Carbon offsets offer market-based solution to impact of fuel consumption

Bjørn Olson

Bjørn Olson

In early March, Alaskans Know Climate Change purchased carbon offsets for the Kachemak Bay Conservation Center. This is an inexpensive market-based solution to address the contribution we have made, over the course of one year, through fuel and electricity consumption, to global warming.

The procedure is simple. We added up last year’s kilowatt-hours (kWh) from our Homer Electric Association receipts and one year’s worth of heating fuel. The building used 16,631 kWh’s worth of electricity and 1,021 gallons of fuel. By using the EPA’s carbon calculator, we discovered that the building is on the hook for 20.9 metric tons of greenhouse gasses.

There is nothing that can be done to reduce the carbon footprint from last year. But, we can make sure that that amount does not enter into the atmosphere elsewhere by purchasing carbon offsets.

There are many certified carbon offset brokers. Each broker offers a variety of projects to purchase for individuals, nonprofits, business, churches or others who are concerned about addressing their contribution to global warming.

The carbon offset we chose is a project that captures fugitive methane and uses it to produce energy.
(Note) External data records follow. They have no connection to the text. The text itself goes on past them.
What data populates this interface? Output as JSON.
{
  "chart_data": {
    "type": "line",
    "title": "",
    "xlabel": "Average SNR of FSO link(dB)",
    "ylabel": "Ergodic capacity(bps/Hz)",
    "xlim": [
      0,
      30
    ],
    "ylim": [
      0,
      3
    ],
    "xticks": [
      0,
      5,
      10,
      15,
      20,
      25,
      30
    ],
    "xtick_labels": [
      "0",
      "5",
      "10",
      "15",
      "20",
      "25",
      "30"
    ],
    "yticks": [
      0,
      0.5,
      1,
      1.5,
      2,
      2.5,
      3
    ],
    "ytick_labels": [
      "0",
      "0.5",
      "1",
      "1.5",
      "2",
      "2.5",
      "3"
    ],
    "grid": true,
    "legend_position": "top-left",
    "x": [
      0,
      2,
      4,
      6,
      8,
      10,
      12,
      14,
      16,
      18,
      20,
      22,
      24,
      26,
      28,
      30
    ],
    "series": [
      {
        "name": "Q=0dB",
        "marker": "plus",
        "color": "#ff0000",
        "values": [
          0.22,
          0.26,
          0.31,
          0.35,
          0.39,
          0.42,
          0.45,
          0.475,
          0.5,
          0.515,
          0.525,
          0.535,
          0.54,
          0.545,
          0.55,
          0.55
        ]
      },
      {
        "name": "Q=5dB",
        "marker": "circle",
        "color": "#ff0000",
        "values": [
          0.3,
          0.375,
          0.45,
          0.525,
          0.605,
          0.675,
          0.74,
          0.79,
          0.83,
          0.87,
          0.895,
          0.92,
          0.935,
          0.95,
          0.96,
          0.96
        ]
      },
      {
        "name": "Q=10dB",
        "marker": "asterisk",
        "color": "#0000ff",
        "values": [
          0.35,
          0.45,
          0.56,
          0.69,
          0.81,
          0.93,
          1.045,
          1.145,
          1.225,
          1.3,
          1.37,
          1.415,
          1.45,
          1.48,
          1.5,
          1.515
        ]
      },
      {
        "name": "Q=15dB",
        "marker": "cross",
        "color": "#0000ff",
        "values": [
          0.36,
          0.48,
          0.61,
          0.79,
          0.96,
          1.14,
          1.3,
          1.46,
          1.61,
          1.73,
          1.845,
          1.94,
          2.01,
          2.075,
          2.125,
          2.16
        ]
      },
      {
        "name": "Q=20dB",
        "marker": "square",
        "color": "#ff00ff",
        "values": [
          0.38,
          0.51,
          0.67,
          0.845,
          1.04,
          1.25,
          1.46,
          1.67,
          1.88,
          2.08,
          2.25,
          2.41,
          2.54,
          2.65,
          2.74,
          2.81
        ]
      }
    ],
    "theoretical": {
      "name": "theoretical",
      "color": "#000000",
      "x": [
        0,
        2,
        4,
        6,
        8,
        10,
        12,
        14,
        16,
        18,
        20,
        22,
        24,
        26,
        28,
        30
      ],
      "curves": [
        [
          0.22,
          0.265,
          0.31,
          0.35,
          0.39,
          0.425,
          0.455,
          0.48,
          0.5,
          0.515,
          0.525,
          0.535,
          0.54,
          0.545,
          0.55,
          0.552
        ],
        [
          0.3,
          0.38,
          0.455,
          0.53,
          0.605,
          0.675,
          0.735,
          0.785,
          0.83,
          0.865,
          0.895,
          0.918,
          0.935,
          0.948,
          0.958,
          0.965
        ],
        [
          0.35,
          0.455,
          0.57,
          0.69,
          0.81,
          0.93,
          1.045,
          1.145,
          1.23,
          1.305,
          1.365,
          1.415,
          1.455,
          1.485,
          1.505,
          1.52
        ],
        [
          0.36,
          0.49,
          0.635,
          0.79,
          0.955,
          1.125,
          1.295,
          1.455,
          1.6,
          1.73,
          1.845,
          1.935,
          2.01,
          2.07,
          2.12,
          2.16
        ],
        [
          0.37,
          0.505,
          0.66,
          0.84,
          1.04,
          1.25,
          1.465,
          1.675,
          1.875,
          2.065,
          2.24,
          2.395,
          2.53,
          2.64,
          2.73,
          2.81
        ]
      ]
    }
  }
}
This is located on the Southern Ute Tribe’s land. Over 60,000 metric tons of greenhouse gas emissions are eliminated every year by this project. Without voluntary support, they would have no way to finance this methane capture and the potent greenhouse gas would continue to escape into the atmosphere.

There is tremendous value in supporting developments like this and they are remarkably inexpensive. The venture we supported is the most expensive one our broker offers — $13 a metric ton. The cost to offset the Conservation Center’s carbon footprint for one year was $275.

The goal, however, is to find ways to make reductions. From now on, we will do this type of audit every year. We will strive to find ways to reduce our footprint. It is unlikely that we can transform this building to carbon neutral in one or even five years, but this first step helps us set goals. We want to be paying less every year for carbon offsets by improving our energy consumption, identifying and replacing appliances with more efficient ones, using renewable energy, and change how the building is heated, for example.

The Kachemak Bay Conservation Center is arguably one of the most well used and treasured buildings in Homer. It is our hope that this building can lead by example regarding greenhouse gas accountability.

Last fall, the Intergovernmental Panel on Climate Change released their latest report. Not long after, the federal government released the National Climate Assessment, which was followed by the “Economic Effects of Climate Change in Alaska” report by ISER. Each of these point to the same horrible future that awaits us — especially our children — if we don’t get serious about reducing our greenhouse gas output.

Despite all the education, 2018 set a new all-time record. Last year, our civilization produced over 40 billion tons of greenhouse gasses. This is suicidal behavior.

Obviously, what this little building produces is a drop in the bucket, but if others in our community begin to take this step it will start to make a difference. Buying carbon offsets is an inexpensive and meaningful way to address our contribution to global warming. For very little money you can feel good in knowing that you are supporting projects that are keeping greenhouse gasses out of the system.

Thank you to everyone who attended this presentation and to all of you out there who are learning how to do your part. Our children and their children won’t forget it.

Bjørn Olson is an adventurer, filmmaker, writer and climate change activist.